Paige Liu's Posts

Reading large single line json file in Spark

In a recent project, we need to read json files in Databricks. Each of these json files is about 250MB and contains only a single line. All the data is nested in the json string. Several problems surfaced that were hard to explain.

The symptoms

Even though the Databricks cluster was configured such that each worker node (executor) has 5X to 10X the memory of the size of all the files to read, the job still frequently experienced following errors:

Lost task 5.0 in stage 77.0 (TID 463, 10.179.0.6, executor 0): com.databricks.sql.io.FileReadException: Error while reading file <redacted>.json.
...
Caused by: java.lang.OutOfMemoryError: Java heap space
...

or,

Lost task 5.3 in stage 77.0 (TID 486, 10.179.0.6, executor 4): ExecutorLostFailure (executor 4 exited caused by one of the running tasks) Reason: Remote RPC client disassociated. Likely due to containers exceeding thresholds, or network issues. Check driver logs for WARN messages.

Another symptom is that assigning more machines or more powerful machines to the cluster didn’t help, on the contrarary, it seemed to exerbate the problem. For example, when allocating 2 Azure DS12 VMs, each with 28GB memory and 4 cores, the job failed less often than 2 DS14 VMs, each with 112GB memory and 16 cores.

The cause

What finally stood out during investigation was that when the job was reading these json files from Azure blob storage, egress was unexpectedly high, often 10X the total file size. Although there was no throttling error on Azure Blob Storage, there were spikes of failed requests when the job is running.

Note that these are single line json files. Even though the line is extremely long, it’s not required to set the multiline flag of DataFrameReader to true when reading json. However, it turns out when multiline is false (default), Spark will attempt to chunk the json file in order to read it in parallel tasks.

The below picture shows how Spark reads a single file of 262MB with a single worker node of 4 CPU cores. Databricks tries to split the file into 4 chunks so that each CPU core, or task, attempts to read 1, 2, 3, 4 chunks respectively. It only succeeded when reading all 4 chunks to get a single record, the rest 3 tasks didn’t get any record. In total, it reads 650MB, even though the file is only 262MB.

The following picture shows how it reads the same file with 2 worker nodes, each with 4 CPU cores. This time Spark attempts to split the file into 8 chunks, but again only succeeded to get a single record when reading the whole file. In total, the 8 tasks read 1167MB even though the file is 262MB, almost twice as inefficient as when there’s only one worker node.

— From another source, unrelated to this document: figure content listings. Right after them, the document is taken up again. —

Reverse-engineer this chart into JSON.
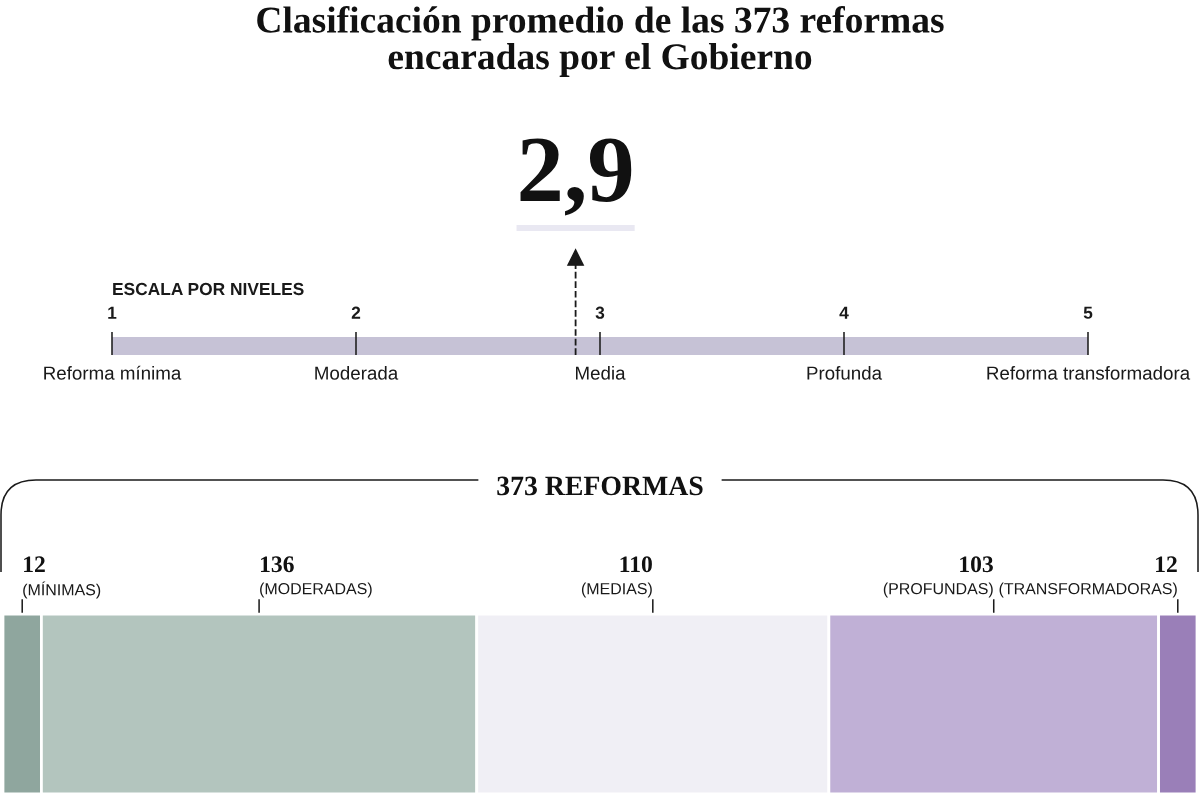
{
  "chart_data": [
    {
      "type": "bar",
      "orientation": "horizontal",
      "title": "Clasificación promedio de las 373 reformas\nencaradas por el Gobierno",
      "xlabel": "ESCALA POR NIVELES",
      "categories": [
        null
      ],
      "base": [
        1
      ],
      "values": [
        4
      ],
      "color": "#c6c2d6",
      "xlim": [
        1,
        5
      ],
      "xticks": [
        1,
        2,
        3,
        4,
        5
      ],
      "ref_lines": [
        {
          "axis": "x",
          "value": 2.9,
          "label": "2,9",
          "line_style": "dashed",
          "color": "#1a1a1a"
        }
      ],
      "annotations": [
        "Reforma mínima",
        "Moderada",
        "Media",
        "Profunda",
        "Reforma transformadora"
      ]
    },
    {
      "type": "bar",
      "orientation": "horizontal",
      "stacked": true,
      "categories": [
        null
      ],
      "data_labels": true,
      "annotations": [
        "373 REFORMAS"
      ],
      "series": [
        {
          "name": "(MÍNIMAS)",
          "color": "#8fa69e",
          "values": [
            12
          ]
        },
        {
          "name": "(MODERADAS)",
          "color": "#b3c5be",
          "values": [
            136
          ]
        },
        {
          "name": "(MEDIAS)",
          "color": "#f0eff5",
          "values": [
            110
          ]
        },
        {
          "name": "(PROFUNDAS)",
          "color": "#c0b0d6",
          "values": [
            103
          ]
        },
        {
          "name": "(TRANSFORMADORAS)",
          "color": "#9a7fb8",
          "values": [
            12
          ]
        }
      ]
    }
  ]
}
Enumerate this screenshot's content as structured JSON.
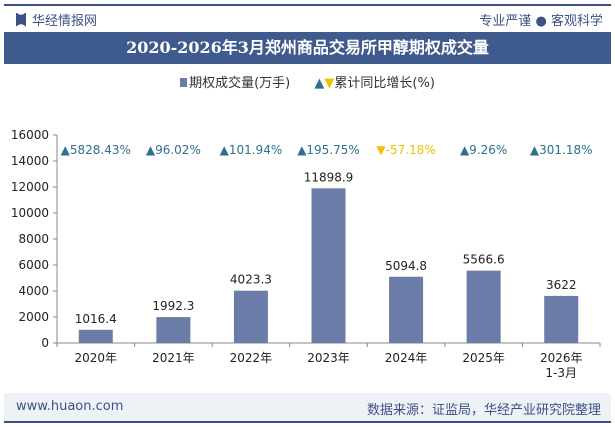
{
  "header": {
    "brand": "华经情报网",
    "slogan": "专业严谨 ● 客观科学"
  },
  "footer": {
    "site": "www.huaon.com",
    "source": "数据来源：证监局，华经产业研究院整理"
  },
  "colors": {
    "bar": "#6c7ca8",
    "up": "#2f6f8f",
    "down": "#f2c200",
    "title_bg": "#3f5a8c"
  },
  "chart_data": {
    "type": "bar",
    "title": "2020-2026年3月郑州商品交易所甲醇期权成交量",
    "categories": [
      "2020年",
      "2021年",
      "2022年",
      "2023年",
      "2024年",
      "2025年",
      "2026年\n1-3月"
    ],
    "series": [
      {
        "name": "期权成交量(万手)",
        "type": "bar",
        "values": [
          1016.4,
          1992.3,
          4023.3,
          11898.9,
          5094.8,
          5566.6,
          3622
        ]
      },
      {
        "name": "累计同比增长(%)",
        "type": "marker",
        "values": [
          5828.43,
          96.02,
          101.94,
          195.75,
          -57.18,
          9.26,
          301.18
        ],
        "labels": [
          "5828.43%",
          "96.02%",
          "101.94%",
          "195.75%",
          "-57.18%",
          "9.26%",
          "301.18%"
        ]
      }
    ],
    "ylim": [
      0,
      16000
    ],
    "yticks": [
      0,
      2000,
      4000,
      6000,
      8000,
      10000,
      12000,
      14000,
      16000
    ],
    "grid": false,
    "legend": "top"
  }
}
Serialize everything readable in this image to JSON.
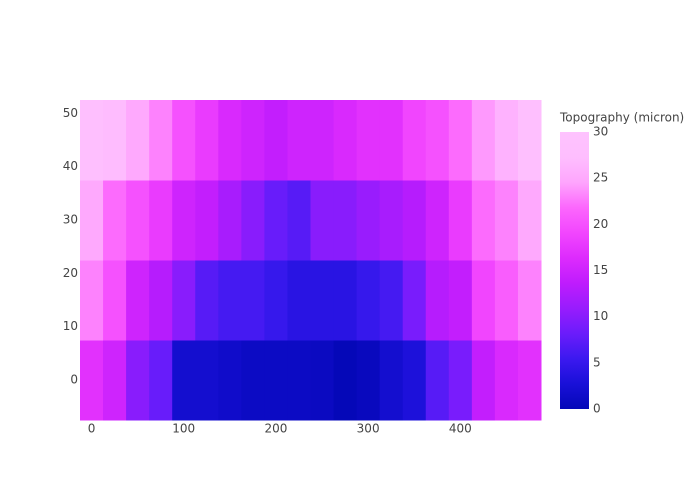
{
  "chart_data": {
    "type": "heatmap",
    "colorbar_title": "Topography (micron)",
    "x": [
      0,
      25,
      50,
      75,
      100,
      125,
      150,
      175,
      200,
      225,
      250,
      275,
      300,
      325,
      350,
      375,
      400,
      425,
      450,
      475
    ],
    "y": [
      0,
      15,
      30,
      45
    ],
    "z": [
      [
        17,
        15,
        10,
        8,
        2,
        2,
        1.5,
        1,
        1,
        1,
        0.8,
        0,
        0.5,
        2,
        3,
        7,
        9,
        14,
        16,
        17
      ],
      [
        23,
        20,
        15,
        13,
        10,
        7,
        6,
        6,
        5,
        4,
        4,
        4,
        5,
        6,
        9,
        13,
        14,
        19,
        21,
        23
      ],
      [
        25,
        22,
        20,
        18,
        15,
        14,
        12,
        10,
        8,
        7,
        10,
        10,
        11,
        12,
        13,
        15,
        18,
        22,
        23,
        25
      ],
      [
        28,
        27,
        25,
        23,
        20,
        18,
        16,
        15,
        14,
        15,
        15,
        16,
        17,
        17,
        19,
        20,
        22,
        24,
        26,
        28
      ]
    ],
    "xlim": [
      -12.5,
      487.5
    ],
    "ylim": [
      -7.5,
      52.5
    ],
    "xticks": [
      0,
      100,
      200,
      300,
      400
    ],
    "yticks": [
      0,
      10,
      20,
      30,
      40,
      50
    ],
    "zlim": [
      0,
      30
    ],
    "zticks": [
      0,
      5,
      10,
      15,
      20,
      25,
      30
    ],
    "colorscale": [
      "#0508b8",
      "#1910d8",
      "#3c19f0",
      "#6b1cfb",
      "#981cfd",
      "#bf1cfd",
      "#dd2bfd",
      "#f246fe",
      "#fc67fd",
      "#fea5fd",
      "#febefe",
      "#fec3fe"
    ]
  }
}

The actual Databricks job reads dozens of such json files at once. resulting in over 70GB/s egress as seen in blob storage performance chart, way above the advertised 50Gbps throughput limit. This possibly caused executors to timeout or run out of memory.

The solution

The problem is solved by setting multiline to true, which tells Spark the json file can’t be split. As shown in the following picture, Spark now only reads the file once.

Known issue - when multiline is set to true, file names must not contain “:”, otherwise, you’ll get an error java.net.URISyntaxException: Relative path in absolute URI, because of this issue.